Depois
dos poemas de «Dos livros levanta-se um pássaro» (2017), António Ferra (n.1947)
publica a narrativa poética «Já próximo dos anjos» que tem como ponto de
partida um interesse: «os habitantes daquele bairro num pequeno café / à noite
/ a beber cerveja logo a seguir ao jantar (…) Viam futebol num plasma enorme
para o tamanho do café / parte dos olhos do magote projectados na pantalha / a
outra parte dos olhos no Nada Absoluto.» O título do livro incorpora uma dupla
inscrição: pode ser lido como uma estação do Metro de Lisboa (Anjos) ou um ser
espiritual que se presume habitar no céu (anjos).
Na
página 44 o autor apresenta-se: «(aqui há uns cem anos eu era capaz de escrever
o mistério da lua em vez de o mistério da noite, já então expressão gasta. Mas
desde que o satélite passou a ser um lugar comum, devassado, pálido e sem interesse,
desromantizou-se o luar e os escritores tiveram de reinventar o céu.)» e conclui
na página 34: «A minha literatura é amar a liberdade / rir-me das frases
impotentes / é mijar quando me apetece sobre o poder intelectual do comércio.»
A
organização do livro é explicada na página 12: «Os nomes das pessoas, as
identidades, são fundamentais para se compreender o que se está a passar, como
é o caso dos relatos ficcionais.» Um exemplo: na página 7 «Um utópico pediu-me
que lhe pagasse um copo de branco» mas na página 13 já é «O gajo do copo com
quem bebi vinho branco perto do Chile – Daniel Moreira Nunes – olhava de
soslaio para Ermelinda Neves Afonso» e na página 15 surge de novo «aquele que
bebeu um copo de branco comigo numa pastelaria perto do Chile» para mais tarde
afirmar «As mãos são o grande enigma da Humanidade / são a parte visível da
alma, a fonte máxima da criatividade.»
Tudo
se resume afinal a um «diálogo surdo entre Eros e Tanatos» (o Amor e a Morte)
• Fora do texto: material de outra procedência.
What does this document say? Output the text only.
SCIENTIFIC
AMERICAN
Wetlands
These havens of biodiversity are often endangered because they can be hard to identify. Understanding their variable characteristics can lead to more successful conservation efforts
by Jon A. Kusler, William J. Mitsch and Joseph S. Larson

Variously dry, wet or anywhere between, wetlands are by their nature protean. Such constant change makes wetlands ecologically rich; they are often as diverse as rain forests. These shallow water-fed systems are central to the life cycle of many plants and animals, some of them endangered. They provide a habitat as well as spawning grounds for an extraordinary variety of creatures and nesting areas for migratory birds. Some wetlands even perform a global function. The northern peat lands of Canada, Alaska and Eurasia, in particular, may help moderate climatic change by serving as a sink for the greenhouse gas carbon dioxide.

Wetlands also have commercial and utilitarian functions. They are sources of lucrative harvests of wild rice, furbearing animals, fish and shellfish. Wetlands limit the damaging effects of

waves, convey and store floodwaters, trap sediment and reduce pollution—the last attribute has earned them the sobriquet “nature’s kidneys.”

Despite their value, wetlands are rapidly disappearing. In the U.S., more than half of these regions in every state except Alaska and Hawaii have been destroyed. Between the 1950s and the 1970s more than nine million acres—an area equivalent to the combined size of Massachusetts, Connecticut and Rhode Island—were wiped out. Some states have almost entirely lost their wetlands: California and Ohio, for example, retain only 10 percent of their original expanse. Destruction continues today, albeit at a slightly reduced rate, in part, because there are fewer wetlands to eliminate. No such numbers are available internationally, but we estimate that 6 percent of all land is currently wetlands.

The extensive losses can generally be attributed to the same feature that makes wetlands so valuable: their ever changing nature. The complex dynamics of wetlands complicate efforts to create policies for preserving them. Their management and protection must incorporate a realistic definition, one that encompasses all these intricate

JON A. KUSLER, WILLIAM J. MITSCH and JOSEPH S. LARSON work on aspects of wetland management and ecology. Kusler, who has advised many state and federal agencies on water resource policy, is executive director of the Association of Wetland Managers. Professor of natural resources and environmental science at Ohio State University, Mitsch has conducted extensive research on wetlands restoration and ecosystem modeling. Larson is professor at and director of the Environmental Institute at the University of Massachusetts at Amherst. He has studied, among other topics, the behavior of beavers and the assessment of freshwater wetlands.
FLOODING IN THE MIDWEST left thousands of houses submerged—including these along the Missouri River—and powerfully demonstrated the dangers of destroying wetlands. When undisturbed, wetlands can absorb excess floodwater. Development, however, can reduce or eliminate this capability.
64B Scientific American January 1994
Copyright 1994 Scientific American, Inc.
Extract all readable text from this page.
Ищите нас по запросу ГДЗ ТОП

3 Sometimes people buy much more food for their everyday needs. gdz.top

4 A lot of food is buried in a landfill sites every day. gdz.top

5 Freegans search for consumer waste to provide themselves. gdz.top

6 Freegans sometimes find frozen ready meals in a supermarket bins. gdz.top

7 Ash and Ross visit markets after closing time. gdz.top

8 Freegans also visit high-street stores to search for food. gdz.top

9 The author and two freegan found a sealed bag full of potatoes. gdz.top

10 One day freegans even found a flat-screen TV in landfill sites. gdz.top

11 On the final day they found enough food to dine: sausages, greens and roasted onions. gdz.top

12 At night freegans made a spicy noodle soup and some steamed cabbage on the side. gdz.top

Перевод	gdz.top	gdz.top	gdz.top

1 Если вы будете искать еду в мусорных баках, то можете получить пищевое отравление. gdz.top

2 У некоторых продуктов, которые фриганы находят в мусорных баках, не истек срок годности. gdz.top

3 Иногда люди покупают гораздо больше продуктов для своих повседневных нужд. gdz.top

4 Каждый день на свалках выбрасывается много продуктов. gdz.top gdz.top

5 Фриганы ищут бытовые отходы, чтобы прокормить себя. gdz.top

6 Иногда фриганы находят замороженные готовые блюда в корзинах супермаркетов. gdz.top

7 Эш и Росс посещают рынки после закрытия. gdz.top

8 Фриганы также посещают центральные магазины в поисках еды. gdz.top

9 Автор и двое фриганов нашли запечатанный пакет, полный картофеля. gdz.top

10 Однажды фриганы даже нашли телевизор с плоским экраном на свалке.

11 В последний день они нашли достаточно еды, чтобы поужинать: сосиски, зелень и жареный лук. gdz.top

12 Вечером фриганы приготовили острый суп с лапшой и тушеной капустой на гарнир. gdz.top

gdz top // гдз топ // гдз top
como no poema da página 42, diálogo esse que «dura enquanto respiramos /
perguntando sem dar por isso / porque se esconde Deus nos sacrários / onde se
faz a cremação dos dias.»
(Artes finais: Pedro Serpa, Capa,
fotografia e ilustração: António Ferra, Foto: Anjo-manequim, Florença 2006)
[Um
livro por semana 604]
Belíssima leitura, sem pressa de chegar a conclusões irredutíveis, porque tudo aqui está em movimento, como é próprio dos humanos. Ler como quem tem a vida toda à espreita.